Sinepe não foi procurado
Procurado pela Tribuna, o presidente do Sindicato dos Estabelecimentos Particulares de Ensino da Região Sudeste de Minas Gerais (Sinepe/Sudeste), Flávio Franco, informou que o Sinepe não foi procurado por parte das instituições de ensino associadas, o que torna impossível a emissão de qualquer pronunciamento sobre o caso relatado por Karla. “Cabe apenas acrescentar que, como de costume, o Sinepe/Sudeste orienta seus associados ao cumprimento da legislação que trata da educação, sendo certo que, quando foi publicado o Estatuto da Pessoa com Deficiência (Lei n° 13.146/2015), realizamos seminários, reuniões, etc., objetivando orientar às instituições de ensino sobre as disposições da nova lei, principalmente quanto à elaboração de ‘projeto pedagógico que institucionalize o atendimento educacional especializado, assim como os demais serviços e adaptações razoáveis, para atender às características dos estudantes com deficiência e garantir o seu pleno acesso ao currículo em condições de igualdade, promovendo a conquista e o exercício de sua autonomia’ (art. 28, III)”.
Ainda de acordo com Flávio, são compreendidas como “adaptações razoáveis aquelas assim definidas no artigo 3° VI, da mesma lei, como as ‘adaptações, modificações e ajustes necessários e adequados que não acarretem ônus desproporcional e indevido, quando requeridos em cada caso, a fim de assegurar que a pessoa com deficiência possa gozar ou exercer, em igualdade de condições e oportunidades com as demais pessoas, todos os direitos e liberdades fundamentais'”.

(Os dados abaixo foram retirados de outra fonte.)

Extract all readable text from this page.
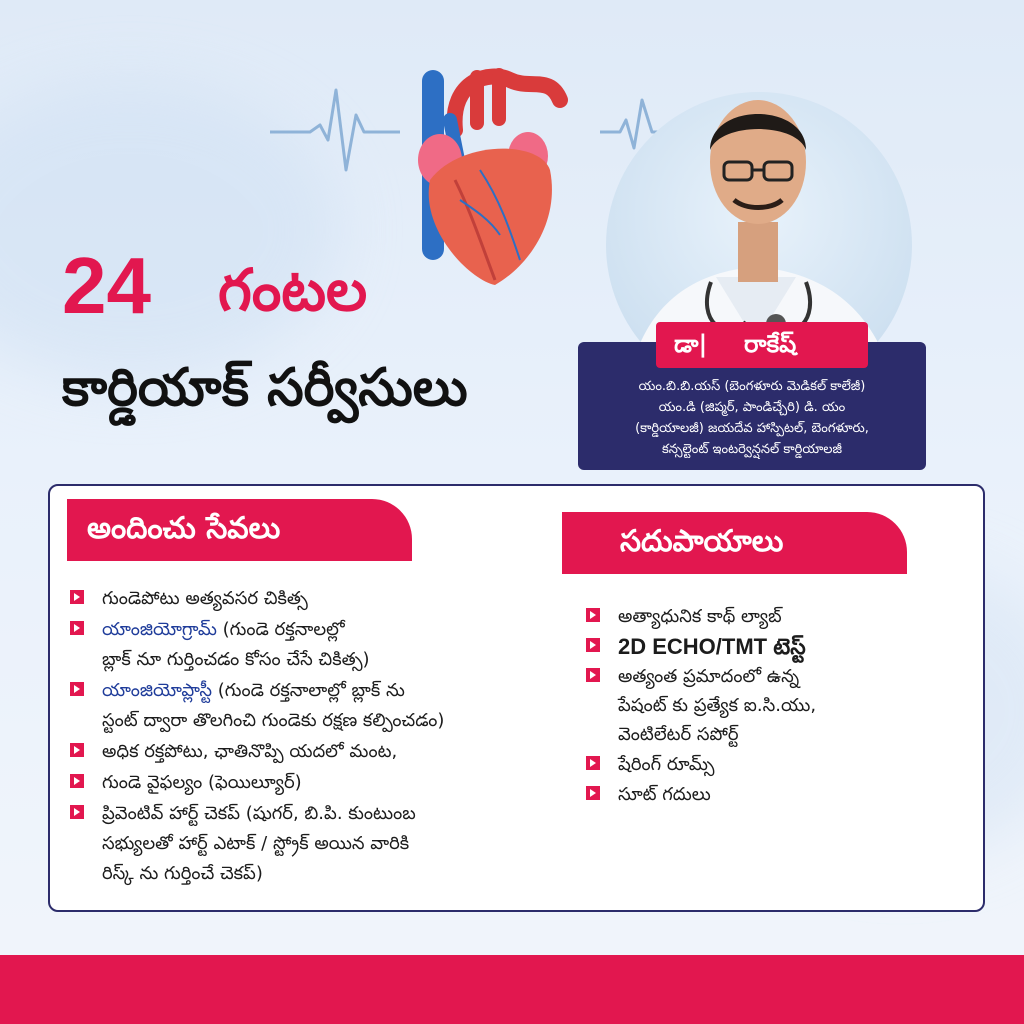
24 గంటల
కార్డియాక్ సర్వీసులు
డా| రాకేష్
యం.బి.బి.యస్ (బెంగళూరు మెడికల్ కాలేజీ)
యం.డి (జిప్మర్, పాండిచ్చేరి) డి. యం
(కార్డియాలజీ) జయదేవ హాస్పిటల్, బెంగళూరు,
కన్సల్టెంట్ ఇంటర్వెన్షనల్ కార్డియాలజీ
అందించు సేవలు	సదుపాయాలు
గుండెపోటు అత్యవసర చికిత్స
యాంజియోగ్రామ్ (గుండె రక్తనాలల్లో
బ్లాక్ నూ గుర్తించడం కోసం చేసే చికిత్స)
యాంజియోప్లాస్టీ (గుండె రక్తనాలాల్లో బ్లాక్ ను
స్టంట్ ద్వారా తొలగించి గుండెకు రక్షణ కల్పించడం)
అధిక రక్తపోటు, ఛాతినొప్పి యదలో మంట,
గుండె వైఫల్యం (ఫెయిల్యూర్)
ప్రివెంటివ్ హార్ట్ చెకప్ (షుగర్, బి.పి. కుంటుంబ
సభ్యులతో హార్ట్ ఎటాక్ / స్ట్రోక్ అయిన వారికి
రిస్క్ ను గుర్తించే చెకప్)
అత్యాధునిక కాథ్ ల్యాబ్
2D ECHO/TMT టెస్ట్
అత్యంత ప్రమాదంలో ఉన్న
పేషంట్ కు ప్రత్యేక ఐ.సి.యు,
వెంటిలేటర్ సపోర్ట్
షేరింగ్ రూమ్స్
సూట్ గదులు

Representação ao Ministério Público
O relato da mãe de Murilo chegou ao vereador Antônio Aguiar (DEM), que entrou com uma representação para que o Ministério Público intervenha e tome as medidas cabíveis, caso seja constatada ilegalidade neste caso. No texto da requisição, o legislador ressaltou que a Constituição e os tratados internacionais de direitos humanos, principalmente a Convenção sobre os Direitos das Pessoas com Deficiência, proíbem todas as formas de exclusão das pessoas com deficiência, e garantem o direito à educação para todos, sem discriminação.

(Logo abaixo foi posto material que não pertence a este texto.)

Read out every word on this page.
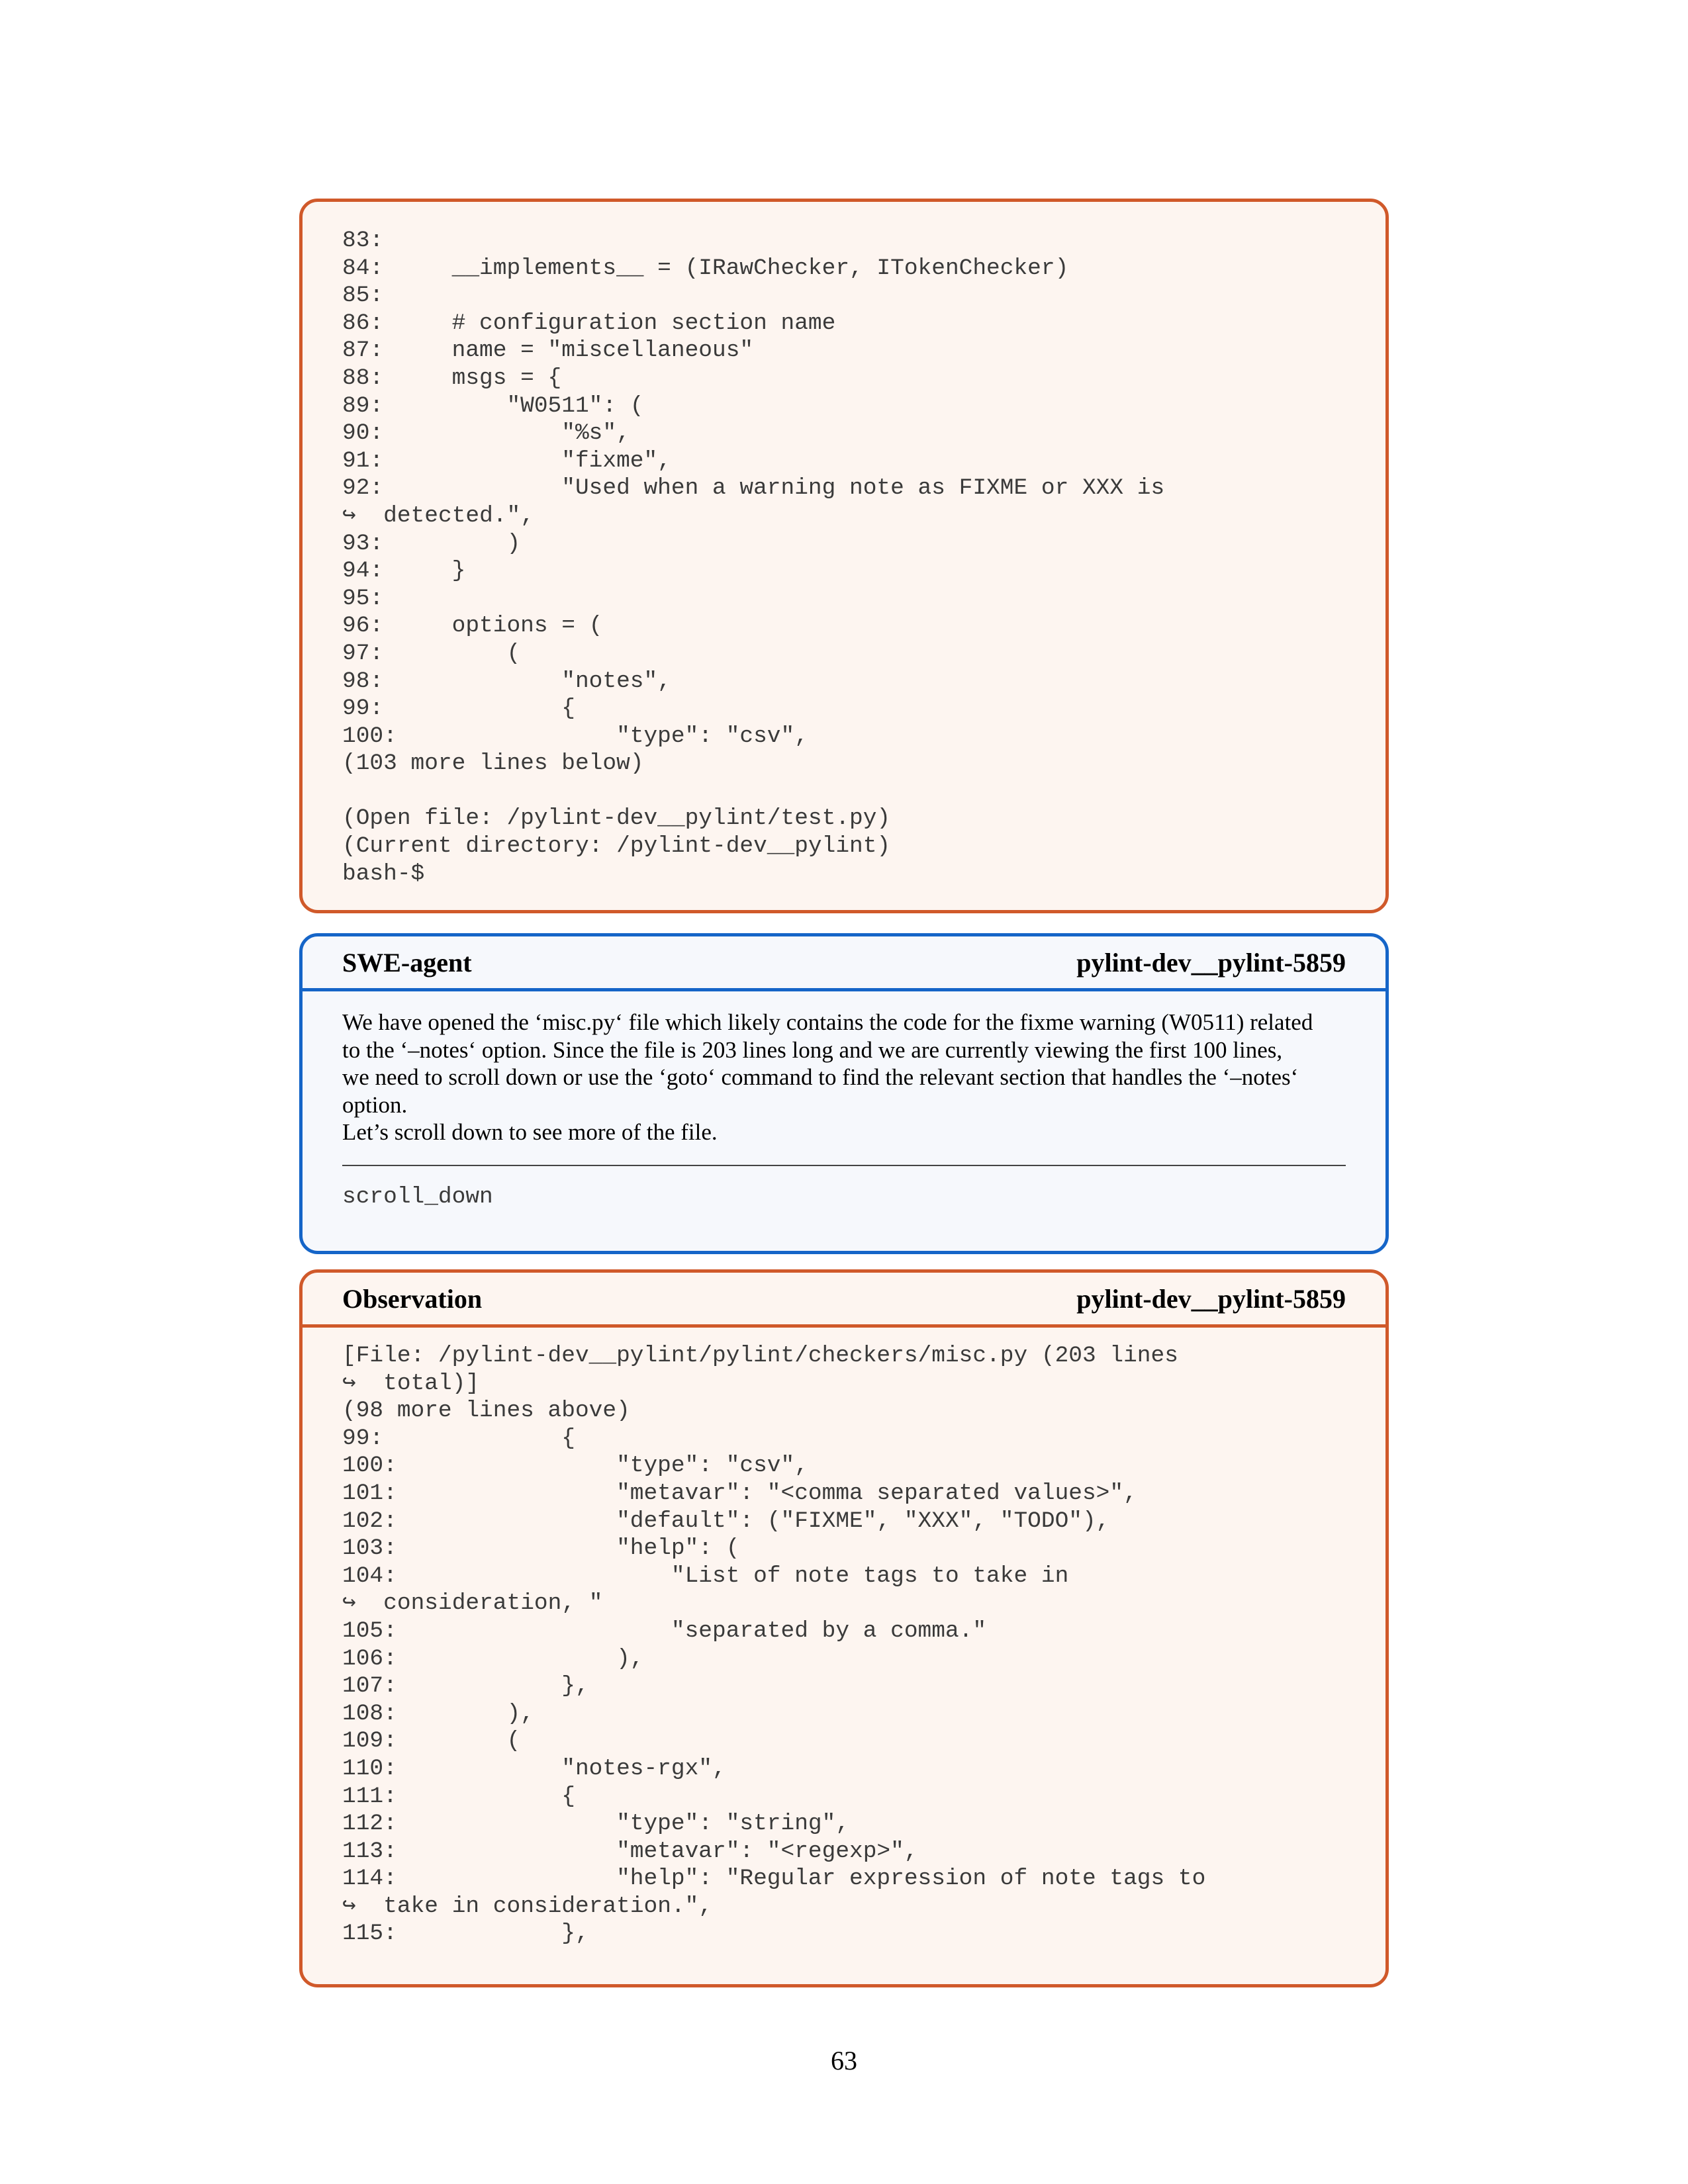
83:
84:     __implements__ = (IRawChecker, ITokenChecker)
85:
86:     # configuration section name
87:     name = "miscellaneous"
88:     msgs = {
89:         "W0511": (
90:             "%s",
91:             "fixme",
92:             "Used when a warning note as FIXME or XXX is
↪  detected.",
93:         )
94:     }
95:
96:     options = (
97:         (
98:             "notes",
99:             {
100:                "type": "csv",
(103 more lines below)

(Open file: /pylint-dev__pylint/test.py)
(Current directory: /pylint-dev__pylint)
bash-$
SWE-agent	pylint-dev__pylint-5859
We have opened the ‘misc.py‘ file which likely contains the code for the fixme warning (W0511) related
to the ‘–notes‘ option. Since the file is 203 lines long and we are currently viewing the first 100 lines,
we need to scroll down or use the ‘goto‘ command to find the relevant section that handles the ‘–notes‘
option.
Let’s scroll down to see more of the file.
scroll_down
Observation	pylint-dev__pylint-5859
[File: /pylint-dev__pylint/pylint/checkers/misc.py (203 lines
↪  total)]
(98 more lines above)
99:             {
100:                "type": "csv",
101:                "metavar": "<comma separated values>",
102:                "default": ("FIXME", "XXX", "TODO"),
103:                "help": (
104:                    "List of note tags to take in
↪  consideration, "
105:                    "separated by a comma."
106:                ),
107:            },
108:        ),
109:        (
110:            "notes-rgx",
111:            {
112:                "type": "string",
113:                "metavar": "<regexp>",
114:                "help": "Regular expression of note tags to
↪  take in consideration.",
115:            },
63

“No caso dos estudantes com deficiência, a Constituição determina que, além do ensino regular, devem ser asseguradas as condições necessárias à sua inclusão educacional, através de atendimento especializado a ser oferecido preferencialmente na própria escola em que o estudante está matriculado. Assim, educação especial não significa escola ou sala especial, e sim, como diz a própria Constituição, ‘atendimento especializado’ complementar à escolarização regular. Ou seja, as escolas não podem recusar a matrícula argumentando que não estão preparadas, pois isso significa discriminação”, argumenta o vereador.
Além disso, Aguiar diz acreditar que a busca pela autonomia, pela independência e pela inserção dos indivíduos inseridos no espectro autista é fundamental. “A presença de uma criança com transtorno do espectro autista em uma escola regular significa uma oportunidade muito grande nos desafios de melhoria da comunicação e da interação social, que são os pontos mais afetados que as crianças com autismo têm. Em contrapartida, isso é uma via de mão dupla. Estamos produzindo uma geração que vai aprender a conviver com pessoas com deficiência, que não vão reproduzir bullying, por exemplo”, afirma Aguiar.
Ação judicial
Depois do ocorrido, Karla afirma que vai lutar por justiça no caso do filho e diz que pretende entrar com uma ação judicial. Ela diz que sentiu os efeitos psicológicos depois do que aconteceu e não tem conseguido dormir. “Meu filho com 3 anos sofrer uma discriminação dessa é o cúmulo. Ficamos o dia todo na correria em busca pelo desenvolvimento dele, nos preocupamos em dar independência para que ele possa evoluir. Isso mexeu muito comigo, estou dormindo com remédios. Mas eu vou lutar pelo meu filho.”
Ela também aconselha outros pais e mães que tenham passado por situação semelhante. “Prestem muita atenção e não deixem as crianças serem discriminadas. Ser mãe de uma criança com autismo é um privilégio. Sempre agradeço por Deus ter me dado o Murilo, ele é uma bênção na minha vida, e tenho certeza que ele é muito mais que um laudo. Não saiam da escola chorando, tomem uma atitude.”